NEW YORK: Safeway, the supermarket chain, is seeking to engage US consumers – and help drive sales – by moving customers from a "shopping mode" to a more involved "discovery mode" when they are in its stores.

Chris Almeida, the retailer's vp/shopper marketing, core business and loyalty, discussed some of its current priorities at the Brand Activation Association's (BAA) event, Marketing to the Omni-Channel Shopper: EAST 2014.

And Almeida reported that stocking innovative new products was a strategy that promised to actively stimulate customers during a visit to its stores – a trip normally lasting just 15 minutes.

"Fifteen minutes is not a lot of time to get a bunch of items in their basket," Almeida told the conference delegates.

"But the goal is not necessarily to expand the 15 minutes: it's a pretty set amount of time. (For more, including Safeway's research into the target audience for new products, read Warc's exclusive report: Safeway cracks the marketing code for new products.)

"You can actually get more products in their basket by changing them from this 'shopping mode' to a 'discovery mode'. And that's what we think new items help us to do."

As part of this process, the company has introduced the "Discover what's new" campaign, adding that label to in-store marketing collateral promoting new lines for 120 days, and on parts of its website, too.

"This icon is important for a number of reasons. One: the 'new' comes throughout the whole, entire path to purchase in store," said Almeida.

"It's [also] about feeding that notion of discovery, the treasure hunt ... We want shoppers to come in today, find the new items throughout the store, and we'll make it easy for you."

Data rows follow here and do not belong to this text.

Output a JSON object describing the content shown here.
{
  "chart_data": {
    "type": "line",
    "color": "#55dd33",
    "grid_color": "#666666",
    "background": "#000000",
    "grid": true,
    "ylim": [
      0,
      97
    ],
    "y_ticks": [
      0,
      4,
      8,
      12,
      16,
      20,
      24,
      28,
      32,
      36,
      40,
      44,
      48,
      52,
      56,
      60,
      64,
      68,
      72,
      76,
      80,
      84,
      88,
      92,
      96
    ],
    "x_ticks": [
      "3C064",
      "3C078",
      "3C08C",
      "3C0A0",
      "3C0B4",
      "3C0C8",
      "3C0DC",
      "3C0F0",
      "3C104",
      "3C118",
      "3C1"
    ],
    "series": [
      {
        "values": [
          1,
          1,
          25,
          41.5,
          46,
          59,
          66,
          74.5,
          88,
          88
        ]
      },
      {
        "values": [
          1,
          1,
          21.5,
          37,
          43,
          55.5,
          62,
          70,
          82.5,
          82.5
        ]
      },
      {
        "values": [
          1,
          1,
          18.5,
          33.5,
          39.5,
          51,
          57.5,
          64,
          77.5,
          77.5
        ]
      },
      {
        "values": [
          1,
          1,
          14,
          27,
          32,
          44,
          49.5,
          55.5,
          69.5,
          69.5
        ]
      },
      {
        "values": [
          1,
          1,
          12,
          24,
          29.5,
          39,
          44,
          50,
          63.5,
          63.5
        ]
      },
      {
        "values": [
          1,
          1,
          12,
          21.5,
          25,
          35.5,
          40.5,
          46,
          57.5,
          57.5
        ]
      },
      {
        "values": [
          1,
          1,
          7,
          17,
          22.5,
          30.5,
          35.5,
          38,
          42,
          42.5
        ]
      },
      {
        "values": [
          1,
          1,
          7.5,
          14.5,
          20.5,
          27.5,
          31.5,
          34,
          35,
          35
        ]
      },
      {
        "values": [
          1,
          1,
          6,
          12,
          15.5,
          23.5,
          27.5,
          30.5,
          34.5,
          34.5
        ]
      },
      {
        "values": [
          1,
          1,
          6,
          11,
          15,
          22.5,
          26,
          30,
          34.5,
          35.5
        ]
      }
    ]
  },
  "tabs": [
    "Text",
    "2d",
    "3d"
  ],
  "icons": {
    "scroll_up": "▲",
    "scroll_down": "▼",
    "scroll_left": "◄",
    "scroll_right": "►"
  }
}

Research firm IRI reported that 190,000 new universal product codes and 9,500 brands were unveiled in the American consumer packaged goods sector in 2013.

Figures from Safeway also suggest that around 280 new offerings are launched every hour on average, typically costing approximately $15m apiece for manufacturers.

Roughly 80% of these products do not last more than six months on store shelves – a statistic that has encouraged Safeway to work closely with numerous brand owners on marketing campaigns for such items.

These manufacturers have included companies like Starbucks, for its K-Cups line, and Unilever, on an effort supporting a variant of Breyers ice cream.